Occasionally, You’ll want to reuse the same test plan for multiple websites. For instance, maybe your full time job is just as a system administrator and you just run a load test against new WordPress websites before they’re made production to ensure a single node can deliver the performance you’re going to need or if you need to deploy the WordPress instance as part of a high availability solution where the load is spread around.

In that example, you could easily see 20-25 new websites spring up over the course of a year and writing a new test plan for each one would be a chore. To add to the trouble, our example is purposefully simple. Real test plans will likely include *many* more HTTP requests than that with hard coded host names and paths.

Luckily, JMeter supports variables for storing often changing or dynamic information. You can either define variables in various places: statically on the root node, statically as part of a “User Defined Variables” configuration element, or dynamically as the result of some post-processor analyzing the results of a previous request.

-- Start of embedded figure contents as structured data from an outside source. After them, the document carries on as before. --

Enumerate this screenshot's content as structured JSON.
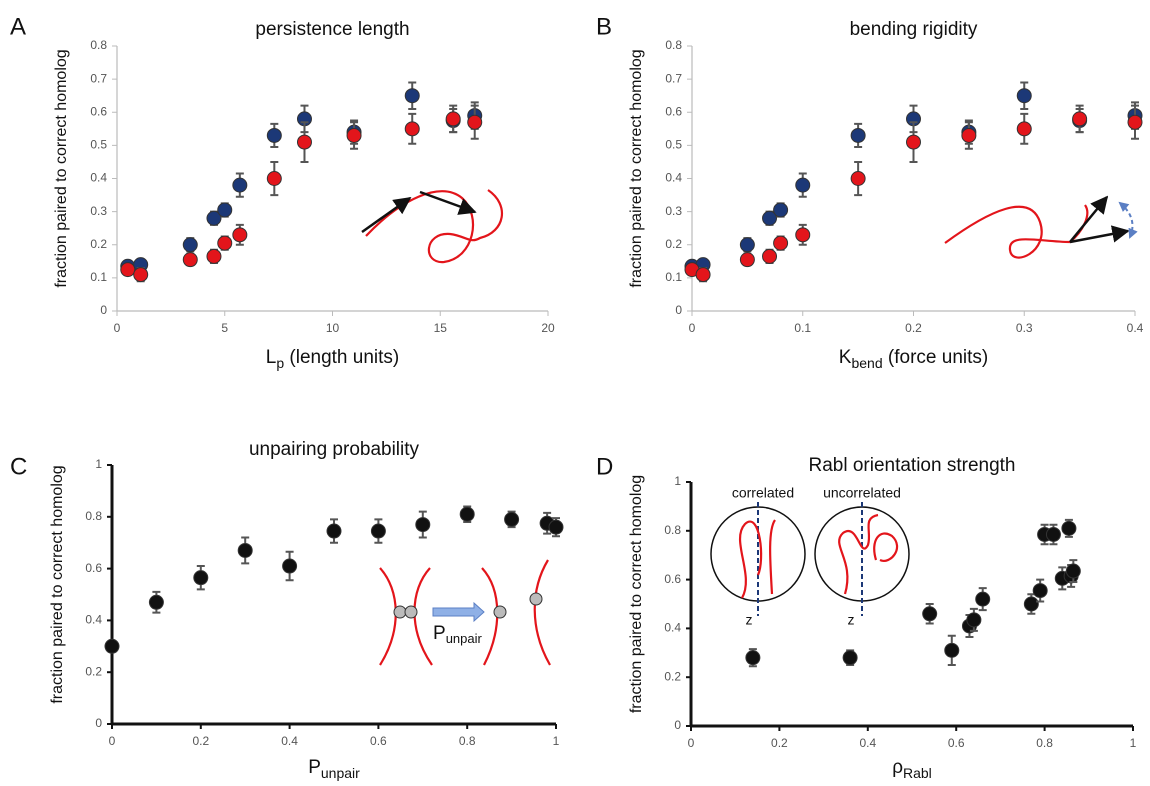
{
  "chart_data": [
    {
      "type": "scatter",
      "panel": "A",
      "title": "persistence length",
      "ylabel": "fraction paired to correct homolog",
      "xlabel": {
        "text": "L",
        "sub": "p",
        "suffix": " (length units)"
      },
      "xlim": [
        0,
        20
      ],
      "xticks": [
        0,
        5,
        10,
        15,
        20
      ],
      "ylim": [
        0,
        0.8
      ],
      "yticks": [
        0,
        0.1,
        0.2,
        0.3,
        0.4,
        0.5,
        0.6,
        0.7,
        0.8
      ],
      "series": [
        {
          "color": "#1c3877",
          "x": [
            0.5,
            1.1,
            3.4,
            4.5,
            5,
            5.7,
            7.3,
            8.7,
            11,
            13.7,
            15.6,
            16.6
          ],
          "values": [
            0.135,
            0.14,
            0.2,
            0.28,
            0.305,
            0.38,
            0.53,
            0.58,
            0.54,
            0.65,
            0.575,
            0.59
          ],
          "errors": [
            0.01,
            0.015,
            0.02,
            0.02,
            0.02,
            0.035,
            0.035,
            0.04,
            0.035,
            0.04,
            0.035,
            0.04
          ]
        },
        {
          "color": "#e3151b",
          "x": [
            0.5,
            1.1,
            3.4,
            4.5,
            5,
            5.7,
            7.3,
            8.7,
            11,
            13.7,
            15.6,
            16.6
          ],
          "values": [
            0.125,
            0.11,
            0.155,
            0.165,
            0.205,
            0.23,
            0.4,
            0.51,
            0.53,
            0.55,
            0.58,
            0.57
          ],
          "errors": [
            0.015,
            0.02,
            0.015,
            0.02,
            0.02,
            0.03,
            0.05,
            0.06,
            0.04,
            0.045,
            0.04,
            0.05
          ]
        }
      ]
    },
    {
      "type": "scatter",
      "panel": "B",
      "title": "bending rigidity",
      "ylabel": "fraction paired to correct homolog",
      "xlabel": {
        "text": "K",
        "sub": "bend",
        "suffix": " (force units)"
      },
      "xlim": [
        0,
        0.4
      ],
      "xticks": [
        0,
        0.1,
        0.2,
        0.3,
        0.4
      ],
      "ylim": [
        0,
        0.8
      ],
      "yticks": [
        0,
        0.1,
        0.2,
        0.3,
        0.4,
        0.5,
        0.6,
        0.7,
        0.8
      ],
      "series": [
        {
          "color": "#1c3877",
          "x": [
            0,
            0.01,
            0.05,
            0.07,
            0.08,
            0.1,
            0.15,
            0.2,
            0.25,
            0.3,
            0.35,
            0.4
          ],
          "values": [
            0.135,
            0.14,
            0.2,
            0.28,
            0.305,
            0.38,
            0.53,
            0.58,
            0.54,
            0.65,
            0.575,
            0.59
          ],
          "errors": [
            0.01,
            0.015,
            0.02,
            0.02,
            0.02,
            0.035,
            0.035,
            0.04,
            0.035,
            0.04,
            0.035,
            0.04
          ]
        },
        {
          "color": "#e3151b",
          "x": [
            0,
            0.01,
            0.05,
            0.07,
            0.08,
            0.1,
            0.15,
            0.2,
            0.25,
            0.3,
            0.35,
            0.4
          ],
          "values": [
            0.125,
            0.11,
            0.155,
            0.165,
            0.205,
            0.23,
            0.4,
            0.51,
            0.53,
            0.55,
            0.58,
            0.57
          ],
          "errors": [
            0.015,
            0.02,
            0.015,
            0.02,
            0.02,
            0.03,
            0.05,
            0.06,
            0.04,
            0.045,
            0.04,
            0.05
          ]
        }
      ]
    },
    {
      "type": "scatter",
      "panel": "C",
      "title": "unpairing probability",
      "ylabel": "fraction paired to correct homolog",
      "xlabel": {
        "text": "P",
        "sub": "unpair"
      },
      "annotation": {
        "text": "P",
        "sub": "unpair"
      },
      "xlim": [
        0,
        1
      ],
      "xticks": [
        0,
        0.2,
        0.4,
        0.6,
        0.8,
        1
      ],
      "ylim": [
        0,
        1
      ],
      "yticks": [
        0,
        0.2,
        0.4,
        0.6,
        0.8,
        1
      ],
      "series": [
        {
          "color": "#111111",
          "x": [
            0,
            0.1,
            0.2,
            0.3,
            0.4,
            0.5,
            0.6,
            0.7,
            0.8,
            0.9,
            0.98,
            1
          ],
          "values": [
            0.3,
            0.47,
            0.565,
            0.67,
            0.61,
            0.745,
            0.745,
            0.77,
            0.81,
            0.79,
            0.775,
            0.76
          ],
          "errors": [
            0.02,
            0.04,
            0.045,
            0.05,
            0.055,
            0.045,
            0.045,
            0.05,
            0.03,
            0.03,
            0.04,
            0.035
          ]
        }
      ]
    },
    {
      "type": "scatter",
      "panel": "D",
      "title": "Rabl orientation strength",
      "ylabel": "fraction paired to correct homolog",
      "xlabel": {
        "text": "ρ",
        "sub": "Rabl"
      },
      "annotations": [
        "correlated",
        "uncorrelated",
        "z",
        "z"
      ],
      "xlim": [
        0,
        1
      ],
      "xticks": [
        0,
        0.2,
        0.4,
        0.6,
        0.8,
        1
      ],
      "ylim": [
        0,
        1
      ],
      "yticks": [
        0,
        0.2,
        0.4,
        0.6,
        0.8,
        1
      ],
      "series": [
        {
          "color": "#111111",
          "x": [
            0.14,
            0.36,
            0.54,
            0.59,
            0.63,
            0.64,
            0.66,
            0.77,
            0.79,
            0.8,
            0.82,
            0.84,
            0.855,
            0.86,
            0.865
          ],
          "values": [
            0.28,
            0.28,
            0.46,
            0.31,
            0.41,
            0.435,
            0.52,
            0.5,
            0.555,
            0.785,
            0.785,
            0.605,
            0.81,
            0.615,
            0.635
          ],
          "errors": [
            0.035,
            0.03,
            0.04,
            0.06,
            0.045,
            0.045,
            0.045,
            0.04,
            0.045,
            0.04,
            0.04,
            0.045,
            0.035,
            0.045,
            0.045
          ]
        }
      ]
    }
  ]
}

Simplest is to set the variable on the root node. To do so, just select the root node (the test plan node) and the center of the content pane should be the dialog for adding new user variables:

In that example, I’ve added a new variable called serverName and I’ve modified my HTTP request to utilize this in the “Server Name” field:

Writing your test plans in this way allows you to simply have a “Pre-prod WordPress” test plan that you write once (and occasionally tweak) and then each time you get a new website you need to evaluate, you just change the user variable at the top level and then run your test. No further editing required.

Variables can get more complicated, with post-processors being able to store variables at one point of the Test Plan execution and utilize them at a later step by saving the extracted data to a variable.